2008年06月20日
四月八日のお花祭りはお釈迦様の、六月十五日は弘法大師・六月十七日は興教大師様のそれぞれお生まれになった日です。四月の桜の季節から若葉がだんだん濃くなって行く時期に当たります。弘法大師のお生まれになった六月十五日を「青葉まつり」とも呼んでいます。
先日、宝仙寺の旅行会で檀信徒の方々と、高野山・根来寺などにお詣りに行ってまいりました。
高野山は生憎の雨になってしまいましたが、奥の院まで無事お詣りすることが出来ました。四国八十八か所霊場巡りの結願の方も含め、たくさんの方々が高野山に上っていらっしゃるのを見かけました。交通の発達により日帰りの人が増えたそうですが、高野山の参拝者人数は昔と変わらないそうです。あらためてお大師様の人気のすごさを感じました。

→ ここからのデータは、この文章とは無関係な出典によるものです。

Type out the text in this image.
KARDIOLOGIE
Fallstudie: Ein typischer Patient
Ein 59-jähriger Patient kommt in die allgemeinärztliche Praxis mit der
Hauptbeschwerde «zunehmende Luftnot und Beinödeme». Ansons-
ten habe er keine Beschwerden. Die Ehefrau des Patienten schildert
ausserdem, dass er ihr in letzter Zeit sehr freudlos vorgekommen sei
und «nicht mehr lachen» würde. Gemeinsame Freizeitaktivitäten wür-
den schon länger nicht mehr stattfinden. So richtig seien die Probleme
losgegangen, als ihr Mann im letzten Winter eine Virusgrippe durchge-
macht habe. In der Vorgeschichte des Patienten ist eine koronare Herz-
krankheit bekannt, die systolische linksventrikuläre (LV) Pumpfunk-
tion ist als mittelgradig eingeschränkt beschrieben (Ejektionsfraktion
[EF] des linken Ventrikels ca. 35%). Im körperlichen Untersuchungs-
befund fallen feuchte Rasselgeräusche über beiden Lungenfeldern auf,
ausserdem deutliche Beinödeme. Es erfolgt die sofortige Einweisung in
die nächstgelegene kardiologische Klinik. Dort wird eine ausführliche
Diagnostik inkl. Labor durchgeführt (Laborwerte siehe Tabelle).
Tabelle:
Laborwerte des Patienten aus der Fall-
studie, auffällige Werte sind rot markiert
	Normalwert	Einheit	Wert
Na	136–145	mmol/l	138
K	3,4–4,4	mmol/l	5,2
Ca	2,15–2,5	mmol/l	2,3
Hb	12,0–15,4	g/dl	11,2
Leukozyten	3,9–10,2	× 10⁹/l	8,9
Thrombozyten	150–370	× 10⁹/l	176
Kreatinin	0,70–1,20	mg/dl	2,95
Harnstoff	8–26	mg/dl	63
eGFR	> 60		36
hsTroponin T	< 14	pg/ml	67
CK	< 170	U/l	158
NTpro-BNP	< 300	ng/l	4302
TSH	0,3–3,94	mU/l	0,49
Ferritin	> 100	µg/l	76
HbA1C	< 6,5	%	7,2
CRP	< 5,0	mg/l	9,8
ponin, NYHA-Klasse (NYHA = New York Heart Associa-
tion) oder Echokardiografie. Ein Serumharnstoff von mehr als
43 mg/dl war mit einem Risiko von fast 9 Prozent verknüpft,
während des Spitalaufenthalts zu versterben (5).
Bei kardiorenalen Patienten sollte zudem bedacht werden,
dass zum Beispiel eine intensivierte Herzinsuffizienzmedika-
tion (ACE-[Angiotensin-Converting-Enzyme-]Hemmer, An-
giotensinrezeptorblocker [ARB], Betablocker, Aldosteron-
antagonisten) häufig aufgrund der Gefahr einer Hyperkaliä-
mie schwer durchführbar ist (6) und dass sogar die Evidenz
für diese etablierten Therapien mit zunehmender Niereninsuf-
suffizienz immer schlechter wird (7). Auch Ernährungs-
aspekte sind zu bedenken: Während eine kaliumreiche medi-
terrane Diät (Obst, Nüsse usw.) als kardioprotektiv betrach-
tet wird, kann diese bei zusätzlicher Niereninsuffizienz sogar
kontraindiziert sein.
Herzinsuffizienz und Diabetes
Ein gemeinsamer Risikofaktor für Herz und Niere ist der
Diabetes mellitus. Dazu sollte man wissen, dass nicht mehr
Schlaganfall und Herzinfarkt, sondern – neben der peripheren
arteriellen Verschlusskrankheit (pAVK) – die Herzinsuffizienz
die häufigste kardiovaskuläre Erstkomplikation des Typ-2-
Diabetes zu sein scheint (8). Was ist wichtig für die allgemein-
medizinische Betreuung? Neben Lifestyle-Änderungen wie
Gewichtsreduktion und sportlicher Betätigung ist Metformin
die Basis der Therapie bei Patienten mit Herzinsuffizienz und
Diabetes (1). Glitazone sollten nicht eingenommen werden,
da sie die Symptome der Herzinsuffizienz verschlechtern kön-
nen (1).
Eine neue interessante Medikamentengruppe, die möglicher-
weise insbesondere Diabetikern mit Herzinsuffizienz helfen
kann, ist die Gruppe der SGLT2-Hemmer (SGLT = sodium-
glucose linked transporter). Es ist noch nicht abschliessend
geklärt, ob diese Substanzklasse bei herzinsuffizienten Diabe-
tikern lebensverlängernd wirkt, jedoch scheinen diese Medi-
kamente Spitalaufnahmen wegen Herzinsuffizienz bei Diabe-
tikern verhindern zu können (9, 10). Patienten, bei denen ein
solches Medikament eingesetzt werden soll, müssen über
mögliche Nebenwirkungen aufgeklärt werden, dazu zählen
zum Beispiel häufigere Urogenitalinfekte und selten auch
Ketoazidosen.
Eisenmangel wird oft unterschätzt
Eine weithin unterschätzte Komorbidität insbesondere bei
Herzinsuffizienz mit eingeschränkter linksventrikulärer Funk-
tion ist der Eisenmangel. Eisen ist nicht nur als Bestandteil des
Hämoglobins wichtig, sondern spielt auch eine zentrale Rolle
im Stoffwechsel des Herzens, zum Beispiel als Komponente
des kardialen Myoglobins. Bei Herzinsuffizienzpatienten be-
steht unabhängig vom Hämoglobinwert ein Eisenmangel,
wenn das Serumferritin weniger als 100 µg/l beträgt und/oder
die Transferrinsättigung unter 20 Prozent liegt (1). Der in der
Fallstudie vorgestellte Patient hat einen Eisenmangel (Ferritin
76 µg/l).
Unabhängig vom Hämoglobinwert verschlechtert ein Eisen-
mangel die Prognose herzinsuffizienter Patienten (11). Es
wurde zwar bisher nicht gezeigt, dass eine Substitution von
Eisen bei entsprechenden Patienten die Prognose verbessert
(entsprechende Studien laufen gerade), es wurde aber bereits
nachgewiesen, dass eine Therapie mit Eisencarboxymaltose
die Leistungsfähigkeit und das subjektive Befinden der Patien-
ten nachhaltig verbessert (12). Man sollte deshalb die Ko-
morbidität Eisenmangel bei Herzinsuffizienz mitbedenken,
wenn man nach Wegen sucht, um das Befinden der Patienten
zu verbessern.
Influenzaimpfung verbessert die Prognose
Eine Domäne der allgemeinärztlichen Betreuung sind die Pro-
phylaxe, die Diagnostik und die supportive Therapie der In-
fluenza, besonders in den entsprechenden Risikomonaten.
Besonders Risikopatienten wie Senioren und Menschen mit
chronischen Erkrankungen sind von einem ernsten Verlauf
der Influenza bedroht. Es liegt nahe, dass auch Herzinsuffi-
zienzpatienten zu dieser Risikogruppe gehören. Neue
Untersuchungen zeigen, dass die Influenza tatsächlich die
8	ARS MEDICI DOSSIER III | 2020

今枝由郎 著 「ブータンに魅せられて」の中に、(ご存じの通りブータンは仏教国です) ブータンで仏像等の切手を発行しようとしたところ、仏像等を切手にするとスタンプが仏像の顔に押されるのは如何なものかということが議論になったという話が載っておりました。また、仏像についても誰が作った有名な像だという考えではなく、信仰の対象としての仏像という考えが浸透していることが書かれておりました。美術品としての価値判断とは違った本来の信仰としての価値判断は仏教徒として大切なことだと感銘いたします。
とかく世間では美術品としての価値を考えますが、日本においても各寺院の本尊様は檀信徒にとって大切な本尊様で、美術的な価値判断は後世の人間が判断したにすぎないことだと思います。
美術館等で盛んに何々寺展が行われており、国宝などの仏像が“展示”されています。いずれも美術品としての価値は高いと思いますが、仏像はそれぞれのお堂に安置されている姿に意義があるので、“見に行くのではなく”、そのお寺に是非お詣りにいっていただきたいと思います。